Even in the wake of recent criticism of the University of California’s use of violence to break up nonviolent demonstrations, one fact has gone largely unquestioned — that student occupations are unlawful, and may be properly ended by police.
Across the Atlantic in Britain, however, the opposite belief prevails. There, student occupations are considered lawful unless a court specifically rules otherwise, and an attempt by one university to declare all occupations presumptively unlawful is meeting with growing criticism.
One of the biggest universities in the UK has obtained a high court injunction that criminalises all occupation-style protests on its 250-acre campus for the next 12 months, the Guardian has learned.
After a recent small-scale occupation of an abandoned campus building and a series of protests against rising fees which have resulted in student suspensions and sanctions, University of Birmingham lawyers went to the regional division of the high court two weeks ago and won an order banning “occupational protest action” upon “persons unknown” without prior permission.
The court order has caused outrage among students including the president of the National Union of Students who called for the injunction to be immediately abandoned. …
The terms of the injunction say: “The defendants shall not, without the prior written consent of the claimant, [Birmingham University] enter or remain upon land comprising the claimant’s campus and buildings at the University of Birmingham … for the purpose of any occupational protest action.”
Tessa Gregory, a solicitor at Public Interest Lawyers who is acting on behalf on Birmingham students challenging the claim, described the university authority’s actions as shameful and draconian. …
“The injunction obtained is extremely wide in its application – it prevents persons entering the university for “the purpose of any occupational protest action”, it covers the entire 250 acres of campus and it will endure for 12 months.
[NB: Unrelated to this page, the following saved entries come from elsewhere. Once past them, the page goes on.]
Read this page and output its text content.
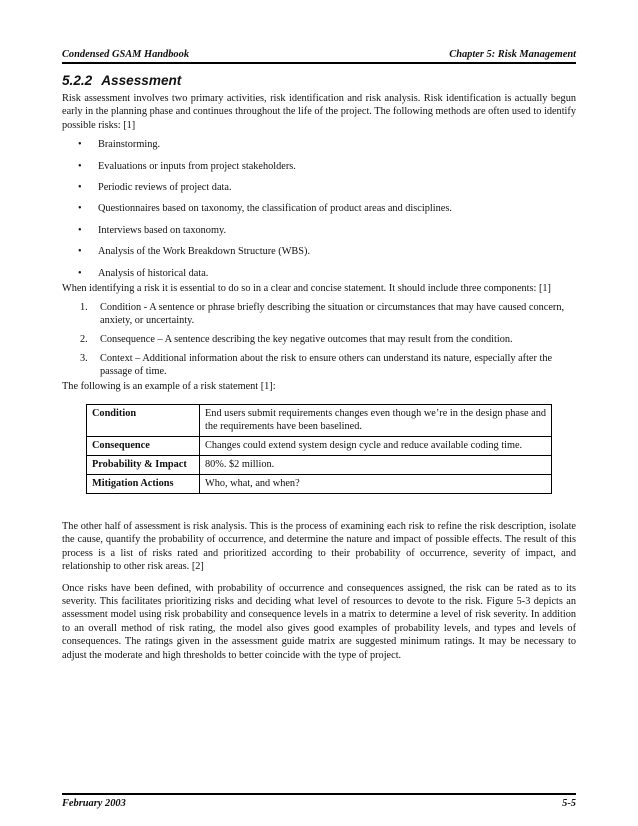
Condensed GSAM Handbook	Chapter 5: Risk Management
5.2.2 Assessment

Risk assessment involves two primary activities, risk identification and risk analysis. Risk identification is actually begun early in the planning phase and continues throughout the life of the project. The following methods are often used to identify possible risks: [1]

• Brainstorming.
• Evaluations or inputs from project stakeholders.
• Periodic reviews of project data.
• Questionnaires based on taxonomy, the classification of product areas and disciplines.
• Interviews based on taxonomy.
• Analysis of the Work Breakdown Structure (WBS).
• Analysis of historical data.

When identifying a risk it is essential to do so in a clear and concise statement. It should include three components: [1]

1. Condition - A sentence or phrase briefly describing the situation or circumstances that may have caused concern, anxiety, or uncertainty.
2. Consequence – A sentence describing the key negative outcomes that may result from the condition.
3. Context – Additional information about the risk to ensure others can understand its nature, especially after the passage of time.

The following is an example of a risk statement [1]:

Condition	End users submit requirements changes even though we’re in the design phase and the requirements have been baselined.
Consequence	Changes could extend system design cycle and reduce available coding time.
Probability & Impact	80%. $2 million.
Mitigation Actions	Who, what, and when?

The other half of assessment is risk analysis. This is the process of examining each risk to refine the risk description, isolate the cause, quantify the probability of occurrence, and determine the nature and impact of possible effects. The result of this process is a list of risks rated and prioritized according to their probability of occurrence, severity of impact, and relationship to other risk areas. [2]

Once risks have been defined, with probability of occurrence and consequences assigned, the risk can be rated as to its severity. This facilitates prioritizing risks and deciding what level of resources to devote to the risk. Figure 5-3 depicts an assessment model using risk probability and consequence levels in a matrix to determine a level of risk severity. In addition to an overall method of risk rating, the model also gives good examples of probability levels, and types and levels of consequences. The ratings given in the assessment guide matrix are suggested minimum ratings. It may be necessary to adjust the moderate and high thresholds to better coincide with the type of project.

February 2003	5-5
“Students staging a sit-down protest in a field on campus may therefore find themselves in breach of the injunction. This is wholly disproportionate and ripe for challenge. It is a shameful attempt by the university to prevent students from exercising their lawful right to protest.” …
The president of the National Union of Students, Liam Burns, said: “Turning to the courts to stop occupations is using a hammer to crack a nut. There are legitimate conversations to be had about how best to facilitate peaceful protests and occupations … However, universities need to remember that their campuses are places to develop citizens, not silence dissent.
“The idea that students should seek permission for protest action somewhat misses the point of an occupation action. The university should immediately drop this injunction and enter into a genuine dialogue with students rather than slapping an injunction across campus for a full year without even consulting their students’ union.” …
A committee member of the National Campaign Against Fees and Cuts, Ed Bauer, who is currently suspended from his post as Birmingham student Guild education officer because of his anti-cuts protests, said: “Universities are meant to be bastions of free speech and debate and a safe space for all ideas to be raised. The idea that you should ban all protest on campus for 12 months is absolutely ludicrous.
“This epitomises the increasingly corporatised university model which is increasingly worried about its image.”
When and in what circumstances students have the right to protest on their own campuses is a question of law and policy that has no one simple, universally applicable answer. The bounds of what is possible and permissible vary over time and from place to place.